By 2040, all cars sold in B.C. will be clean energy vehicles, the province pledged today.
Premier John Horgan announced a clean energy vehicle mandate, which will begin by requiring 10 per cent of all vehicles sold in the province by 2025 to be clean energy vehicles, 30 per cent by 2030 and 100 per cent by 2040.
"There's nothing more important than taking care of the place we call home," Horgan said. "As a province, we need to work together to put B.C. on a path that powers our future with clean, renewable energy and reduces air pollution."
He linked the policy to climate change, saying, “After two consecutive fire seasons that set records in terms of hectares burned, individuals affected, buildings destroyed, it’s clear that we are certainly not immune to changes in our climate.”
This is the first announcement as part of an upcoming economic plan focused on reducing greenhouse gas emissions in the province by 40 per cent by 2030, and 60 per cent by 2040 and 80 per cent by 2050, Horgan said.

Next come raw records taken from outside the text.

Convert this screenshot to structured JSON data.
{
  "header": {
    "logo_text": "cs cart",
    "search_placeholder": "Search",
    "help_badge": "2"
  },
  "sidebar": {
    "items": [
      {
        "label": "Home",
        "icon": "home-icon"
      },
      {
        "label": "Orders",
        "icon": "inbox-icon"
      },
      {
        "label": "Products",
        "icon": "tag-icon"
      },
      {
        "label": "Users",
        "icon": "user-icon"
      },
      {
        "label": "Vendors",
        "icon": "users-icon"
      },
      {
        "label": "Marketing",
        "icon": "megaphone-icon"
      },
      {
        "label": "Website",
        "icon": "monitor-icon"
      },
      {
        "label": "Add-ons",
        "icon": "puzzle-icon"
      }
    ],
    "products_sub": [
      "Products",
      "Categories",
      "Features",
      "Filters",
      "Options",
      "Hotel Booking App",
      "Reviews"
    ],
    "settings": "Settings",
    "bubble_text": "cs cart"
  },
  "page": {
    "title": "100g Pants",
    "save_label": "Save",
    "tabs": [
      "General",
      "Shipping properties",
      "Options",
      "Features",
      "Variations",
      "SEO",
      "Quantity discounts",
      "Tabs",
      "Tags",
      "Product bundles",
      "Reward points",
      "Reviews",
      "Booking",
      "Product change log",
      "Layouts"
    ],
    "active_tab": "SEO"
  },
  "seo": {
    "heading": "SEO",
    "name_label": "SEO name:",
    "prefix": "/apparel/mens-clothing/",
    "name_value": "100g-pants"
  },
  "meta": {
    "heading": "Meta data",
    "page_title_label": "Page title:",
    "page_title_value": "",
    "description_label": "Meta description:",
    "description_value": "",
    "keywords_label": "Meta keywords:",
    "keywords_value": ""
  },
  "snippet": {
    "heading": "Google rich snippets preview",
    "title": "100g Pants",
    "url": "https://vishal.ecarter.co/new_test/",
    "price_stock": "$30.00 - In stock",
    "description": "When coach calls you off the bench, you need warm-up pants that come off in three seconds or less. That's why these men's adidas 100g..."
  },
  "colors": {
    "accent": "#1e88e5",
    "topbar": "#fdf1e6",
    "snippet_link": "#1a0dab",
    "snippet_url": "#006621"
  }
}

Meeting those targets was always going to be a challenge, but with the recently announced approval of an LNG plant in Kitimat, which will add significant emissions into our atmosphere, it's going to require even more drastic change.
About 14 per cent of B.C.’s greenhouse gas emissions come from personal transportation, Clean Energy BC says.
“These targets will only be achieved if British Columbians buy into them,” Horgan said.
Green Party leader Andrew Weaver, Horgan's power-sharing partner, owns a Nissan Leaf.
"I think we’re going to actually beat these standards," Weaver said. "Once you’re in an EV, you’re never going back."
British Columbians want to do their part to reduce emissions and that 40 per cent of household emissions in B.C. come from transportation, Weaver said.
Earlier this fall, a National Observer column noted that people who want to buy electric cars can find it extremely difficult to find one for sale in B.C. A mandate should help ensure more of those vehicles will be available for purchasers.
"If we want British Columbians to be part of the solution for reducing air pollution, we need to make clean energy vehicles more affordable, available and convenient," Horgan said.
Dan Woynillowicz, policy director for Clean Energy Canada, said the new mandate will address the supply issue, because it will require vehicle manufacturers to ensure that certain percentages of their vehicles sold in B.C. are clean energy vehicles. If not, they will have to pay a fine or buy credits from another vehicle manufacturer. The exact details will be worked out in regulation.
That will also ensure that all different types of clean energy cars are available, including different models, Woynillowicz said.
The policy bodes well for the rest of B.C.'s climate plan, he said.
"This puts B.C. amongst the leaders and if that level of ambition — to be at the forefront of policy and results — holds true to other sectors and with the overall climate plan, that would be a great thing," Woynillowicz "It would bode well of our ability to beat the 2030 target. It's not an easy target to hit."
Horgan’s new pledge includes a goal of expanding to 151 the number of direct-current fast-charger sites in the province and immediately adding another $20 million to the purchase incentive program. The incentive program will be reviewed, with an eye to expanding it over time, the government said in its news release.
Under the incentive program, buyers can get rebates of up to $5,000 for battery or plug-in hybrid cars and up to $6,000 for hydrogen fuel cell vehicles.
B.C. already has a network of charging stations and more than 12,000 clean energy vehicles registered, which the government says is one of the highest adoption rates in the country.
Legislation requiring the change will be introduced next spring. Other countries are already further ahead – China is aiming for 10 per cent of new vehicle sales to be zero-emission vehicles by next year and India, Israel, Ireland, the Netherlands and Germany have vowed to stop selling gasoline and diesel cars by 2030, while France, the UK and Scotland have promised to do the same a few years later. In Canada, Quebec is the only other province with a clean energy vehicle mandate.